Give Them Comfort: Controlling COPD Symptoms at the End of Life
Posted May 01 2009 11:38pm
MORTALITY OF COPD IS INCREASING—COPD is the only leading cause of death that is increasing.
by Tim Nuccio and Paul Nuccio, RRT, FAARC
Patients’ last days of COPD can be characterized by depression, anxiety, pain, and dyspnea. Clinicians must be alert to patient discomfort and offer appropriate palliative care and reassurance
Considered as a long course of chronic disease that is characterized by repeated exacerbations and remissions, chronic obstructive pulmonary disease (COPD) indisputably leads to a clear and steady decline. For the purposes of this paper, focus will be given to the two diseases that are considered to be the hallmark of COPD: chronic bronchitis and emphysema. More specifically, this article will explore various methods for controlling the sometimes devastating symptoms associated with COPD toward the end of life.

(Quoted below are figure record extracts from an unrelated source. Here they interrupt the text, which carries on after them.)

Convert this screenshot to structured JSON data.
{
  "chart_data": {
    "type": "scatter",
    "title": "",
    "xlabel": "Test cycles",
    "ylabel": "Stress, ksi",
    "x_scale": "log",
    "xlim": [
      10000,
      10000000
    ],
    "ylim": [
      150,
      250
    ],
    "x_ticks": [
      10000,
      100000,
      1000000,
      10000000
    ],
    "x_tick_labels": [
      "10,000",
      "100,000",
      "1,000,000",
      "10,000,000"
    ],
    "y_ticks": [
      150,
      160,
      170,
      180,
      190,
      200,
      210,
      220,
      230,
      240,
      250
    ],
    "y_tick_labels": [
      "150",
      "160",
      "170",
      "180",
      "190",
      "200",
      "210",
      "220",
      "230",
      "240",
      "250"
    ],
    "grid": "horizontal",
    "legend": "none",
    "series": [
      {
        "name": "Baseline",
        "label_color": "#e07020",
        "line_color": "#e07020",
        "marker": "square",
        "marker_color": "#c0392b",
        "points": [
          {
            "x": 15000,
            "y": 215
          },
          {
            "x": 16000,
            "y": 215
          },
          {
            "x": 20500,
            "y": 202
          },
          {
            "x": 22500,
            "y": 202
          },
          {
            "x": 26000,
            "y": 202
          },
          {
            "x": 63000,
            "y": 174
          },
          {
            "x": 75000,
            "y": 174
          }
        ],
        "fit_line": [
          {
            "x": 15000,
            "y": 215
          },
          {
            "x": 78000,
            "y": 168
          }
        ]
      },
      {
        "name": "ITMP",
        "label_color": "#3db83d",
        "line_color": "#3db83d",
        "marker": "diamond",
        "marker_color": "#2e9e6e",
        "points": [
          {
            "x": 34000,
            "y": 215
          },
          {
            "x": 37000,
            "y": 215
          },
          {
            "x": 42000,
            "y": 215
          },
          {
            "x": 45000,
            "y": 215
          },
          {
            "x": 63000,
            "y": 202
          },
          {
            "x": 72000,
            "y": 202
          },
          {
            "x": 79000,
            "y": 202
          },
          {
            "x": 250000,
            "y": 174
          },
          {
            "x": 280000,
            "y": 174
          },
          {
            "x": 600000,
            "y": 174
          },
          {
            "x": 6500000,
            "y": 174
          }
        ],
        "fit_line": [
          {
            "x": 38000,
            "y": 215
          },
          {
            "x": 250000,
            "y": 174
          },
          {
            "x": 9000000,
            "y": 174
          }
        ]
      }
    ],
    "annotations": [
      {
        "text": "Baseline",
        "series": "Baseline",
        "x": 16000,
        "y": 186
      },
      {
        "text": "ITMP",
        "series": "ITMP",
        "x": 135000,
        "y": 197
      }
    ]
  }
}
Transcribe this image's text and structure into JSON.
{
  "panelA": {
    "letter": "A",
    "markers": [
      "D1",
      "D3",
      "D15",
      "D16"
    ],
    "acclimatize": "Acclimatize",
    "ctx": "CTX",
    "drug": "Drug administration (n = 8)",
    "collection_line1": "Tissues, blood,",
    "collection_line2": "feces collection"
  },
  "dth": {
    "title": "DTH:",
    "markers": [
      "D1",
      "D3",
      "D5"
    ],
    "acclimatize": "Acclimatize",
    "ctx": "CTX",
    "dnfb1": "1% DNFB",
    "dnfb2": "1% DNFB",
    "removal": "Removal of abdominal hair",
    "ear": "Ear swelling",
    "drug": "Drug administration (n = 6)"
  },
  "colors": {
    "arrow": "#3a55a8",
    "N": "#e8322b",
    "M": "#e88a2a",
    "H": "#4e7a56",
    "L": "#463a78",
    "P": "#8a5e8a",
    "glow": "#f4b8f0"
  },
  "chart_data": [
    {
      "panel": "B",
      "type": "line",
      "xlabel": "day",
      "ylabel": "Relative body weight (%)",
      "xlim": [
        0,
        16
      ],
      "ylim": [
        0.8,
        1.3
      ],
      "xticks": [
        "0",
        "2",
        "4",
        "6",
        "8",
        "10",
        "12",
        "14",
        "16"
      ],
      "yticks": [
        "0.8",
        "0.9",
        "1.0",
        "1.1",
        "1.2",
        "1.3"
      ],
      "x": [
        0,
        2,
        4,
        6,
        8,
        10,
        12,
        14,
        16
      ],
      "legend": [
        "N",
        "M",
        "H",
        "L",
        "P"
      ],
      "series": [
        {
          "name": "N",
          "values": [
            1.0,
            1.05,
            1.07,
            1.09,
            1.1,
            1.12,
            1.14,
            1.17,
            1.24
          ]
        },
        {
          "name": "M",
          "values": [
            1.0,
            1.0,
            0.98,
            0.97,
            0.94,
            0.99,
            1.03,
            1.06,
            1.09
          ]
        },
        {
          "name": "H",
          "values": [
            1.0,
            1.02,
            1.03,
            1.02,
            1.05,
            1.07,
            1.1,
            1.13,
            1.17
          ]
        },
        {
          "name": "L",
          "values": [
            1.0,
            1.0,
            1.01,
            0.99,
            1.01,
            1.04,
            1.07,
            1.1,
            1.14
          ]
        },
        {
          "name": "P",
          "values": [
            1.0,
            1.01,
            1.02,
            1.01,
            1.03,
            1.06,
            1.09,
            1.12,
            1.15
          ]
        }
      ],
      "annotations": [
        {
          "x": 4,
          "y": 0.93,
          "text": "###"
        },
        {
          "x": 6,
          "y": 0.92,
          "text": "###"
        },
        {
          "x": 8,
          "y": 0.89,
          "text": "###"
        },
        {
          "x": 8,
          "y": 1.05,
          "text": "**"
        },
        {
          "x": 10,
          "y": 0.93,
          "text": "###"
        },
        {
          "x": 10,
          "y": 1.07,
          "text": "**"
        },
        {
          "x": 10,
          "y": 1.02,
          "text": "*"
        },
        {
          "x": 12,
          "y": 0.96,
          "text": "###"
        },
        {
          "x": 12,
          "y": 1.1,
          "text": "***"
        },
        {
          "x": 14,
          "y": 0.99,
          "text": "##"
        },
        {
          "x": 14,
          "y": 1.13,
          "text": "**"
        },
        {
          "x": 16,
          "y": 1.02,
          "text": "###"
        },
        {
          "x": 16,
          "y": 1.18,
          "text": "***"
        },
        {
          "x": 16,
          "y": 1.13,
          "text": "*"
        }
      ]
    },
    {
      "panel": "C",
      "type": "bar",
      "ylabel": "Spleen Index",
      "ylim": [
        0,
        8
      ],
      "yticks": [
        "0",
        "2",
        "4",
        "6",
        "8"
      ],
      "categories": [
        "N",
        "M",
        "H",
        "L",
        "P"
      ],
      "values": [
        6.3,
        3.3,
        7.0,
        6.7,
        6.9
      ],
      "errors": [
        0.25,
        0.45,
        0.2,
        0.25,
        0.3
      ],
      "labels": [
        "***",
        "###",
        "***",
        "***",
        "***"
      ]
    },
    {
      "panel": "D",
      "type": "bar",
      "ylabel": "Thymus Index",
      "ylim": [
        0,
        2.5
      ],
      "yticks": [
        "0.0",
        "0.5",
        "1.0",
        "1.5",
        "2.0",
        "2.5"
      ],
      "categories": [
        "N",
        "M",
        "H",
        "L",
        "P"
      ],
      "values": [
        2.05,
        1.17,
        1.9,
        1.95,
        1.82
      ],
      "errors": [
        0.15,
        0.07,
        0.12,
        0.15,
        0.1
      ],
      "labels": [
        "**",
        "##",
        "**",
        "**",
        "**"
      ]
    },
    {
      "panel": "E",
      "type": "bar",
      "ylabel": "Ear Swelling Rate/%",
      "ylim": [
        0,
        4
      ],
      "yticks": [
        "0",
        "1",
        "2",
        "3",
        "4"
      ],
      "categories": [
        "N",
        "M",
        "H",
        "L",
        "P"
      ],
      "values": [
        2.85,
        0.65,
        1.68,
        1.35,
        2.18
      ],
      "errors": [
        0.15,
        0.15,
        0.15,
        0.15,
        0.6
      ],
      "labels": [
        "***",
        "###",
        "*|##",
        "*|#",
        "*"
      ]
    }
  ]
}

When the patient gets to these “last days,” careful attention to symptom control can prevent, minimize, or eliminate distress, thus improving the quality of life until the time of death. In addition to exploring methods of reducing the suffering that is experienced by the patient, attention will also be directed at the importance of considering family members and loved ones during this difficult stage of the deadly disease. Since COPD is a progressive disease as opposed to a curable one, focusing our energies and resources on symptom control is the best way that we as health care providers can serve these patients.